Never underestimate the power of music. Even accordion music.

I recently visited a friend at her apartment in an assisted living center. Like the sign says, it’s a place where people go to be assisted in their day-to-day living. Nearly all the residents there are less than two decades away from their century birthday. Their pace of life is very … very unhurried. Even the elevator takes a long time to come, as though it, too, is methodically, cautiously moving from one place to the next.

My friend and I sat visiting in her little apartment when one of the staff stopped by to remind her that a musical performance was coming up in half an hour, and she’d better get on down to the Sun Room, just six doors down the hall from my friend’s room. But at walker speed, which includes the time it takes to bring the walker over to her, position it squarely in front of her, hold onto it while she carefully pulls herself upright to it and then begins walking, six doors is no skip in the park. So we slowly made that journey and managed to get to the Sun Room in time to acquire two good seats in the back. Seats “in the back” are premium because the farther back you sit, the less obstacles your walker faces.

I watched the steady stream of folks coming in from all directions. Nearly all either slowly, carefully wobbled in on walkers, or rode in seated in wheel chairs. Lots of grey hair, lots of wrinkles, lots of gentle smiles. That quiet, calm, careful collection of sage folks are everything most of us would like to think we are, but usually are not.

Their role at the performance was to sit and enjoy the music of two accordion players — a husband and wife team — who looked maybe 15 years younger than the median age of the audience. They introduced themselves, even as stragglers wobbled up the aisle to find a last seat at the front. A staff member was helping an elderly resident steer his walker up the aisle in front of me just as the accordions began to blast out their first song. And I watched a miracle happen. That elderly man, who just a moment before had been slumped over his walker as he slowly shoved it along, straightened his back and clung tighter to his walker as his legs started dancing to the tune.
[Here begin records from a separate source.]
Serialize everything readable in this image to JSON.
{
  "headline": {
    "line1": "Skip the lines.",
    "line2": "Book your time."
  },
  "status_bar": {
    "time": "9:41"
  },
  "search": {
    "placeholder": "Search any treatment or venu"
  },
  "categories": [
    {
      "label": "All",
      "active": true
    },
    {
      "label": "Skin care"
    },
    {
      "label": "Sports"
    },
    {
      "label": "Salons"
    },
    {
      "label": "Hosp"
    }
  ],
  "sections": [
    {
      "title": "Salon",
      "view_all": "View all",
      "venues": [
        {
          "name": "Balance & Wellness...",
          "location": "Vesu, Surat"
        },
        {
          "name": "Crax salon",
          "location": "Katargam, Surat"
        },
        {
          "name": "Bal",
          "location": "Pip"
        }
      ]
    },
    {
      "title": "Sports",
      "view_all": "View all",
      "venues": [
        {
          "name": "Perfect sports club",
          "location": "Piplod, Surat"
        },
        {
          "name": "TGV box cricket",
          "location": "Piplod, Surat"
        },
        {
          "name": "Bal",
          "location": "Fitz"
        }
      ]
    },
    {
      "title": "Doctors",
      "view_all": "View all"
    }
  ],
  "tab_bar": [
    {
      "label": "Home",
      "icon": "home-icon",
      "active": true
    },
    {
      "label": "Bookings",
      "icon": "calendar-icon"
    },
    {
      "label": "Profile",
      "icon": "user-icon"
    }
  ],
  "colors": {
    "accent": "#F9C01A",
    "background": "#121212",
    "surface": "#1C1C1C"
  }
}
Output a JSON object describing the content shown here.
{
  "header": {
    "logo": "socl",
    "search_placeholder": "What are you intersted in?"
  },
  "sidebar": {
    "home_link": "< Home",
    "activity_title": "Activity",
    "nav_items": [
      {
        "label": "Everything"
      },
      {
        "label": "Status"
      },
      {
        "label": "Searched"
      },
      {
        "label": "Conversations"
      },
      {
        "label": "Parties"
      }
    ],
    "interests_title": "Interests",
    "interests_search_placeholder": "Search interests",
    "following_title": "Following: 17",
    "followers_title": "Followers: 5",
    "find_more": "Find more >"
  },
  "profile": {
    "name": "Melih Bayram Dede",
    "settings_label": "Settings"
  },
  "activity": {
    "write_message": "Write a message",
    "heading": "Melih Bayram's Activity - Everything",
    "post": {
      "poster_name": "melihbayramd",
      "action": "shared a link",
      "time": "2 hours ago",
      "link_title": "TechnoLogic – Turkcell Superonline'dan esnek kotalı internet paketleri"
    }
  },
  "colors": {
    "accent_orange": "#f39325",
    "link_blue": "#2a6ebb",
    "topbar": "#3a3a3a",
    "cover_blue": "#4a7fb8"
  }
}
The rest of him hung onto that walker for dear life, but his legs danced on their own, knees rocking and heels sliding, and even a little kick to one side. He twitched his way to his seat, still bouncing as if 20 years had fallen away from him.

I turned to my friend to see if she saw it too, and noticed she was tapping her thumbs together to the beat of the music. The woman next to her was beating time with a slightly uplifted hand. The woman to my left twirled her foot in rhythm, while next to her another woman raised and lowered her knees the tiniest bit as she kept up with the beat. Studying the crowd closer, I noticed nearly every person keeping time in some subtle way. Subtle was key. No big show, no huge movements, no intense swinging or swaying. But here a head bobbed ever so slightly, and over there a hand tapped a wheel chair arm. Shoulders over there shifted, and next to them, another head nodded.

I’ve never held an appreciation for accordion music. But that softened somewhat as the cheerful, wheezy, vibrant music wove around us all, inspiring normally sedate, barely moving oldsters to move to the beat. As the performers changed songs, so did the collective beat of the grayed heads. And so did most of their faces — from quietly restrained to happy, even joyful.

The performance ended, the audience gave one final, quiet applause. But the change was evident. The group that wheeled in was not the group that wheeled out. Steps were lighter, frail bodies were stronger, movements were quicker, smiles were broader, wheels spun a little faster. And I swear that fellow who danced up the aisle coming in did the same thing leaving.

Music’s transformative, universal language was stunning. Music likely played some kind of a role somewhere in their long lives. On this day it came back to touch and enliven them once more, thanks to two musician’s generous gift of time and talent.

It almost made me wish I knew how to play an accordion.

D. Louise Brown lives in Layton. She writes a biweekly column for the Standard-Examiner.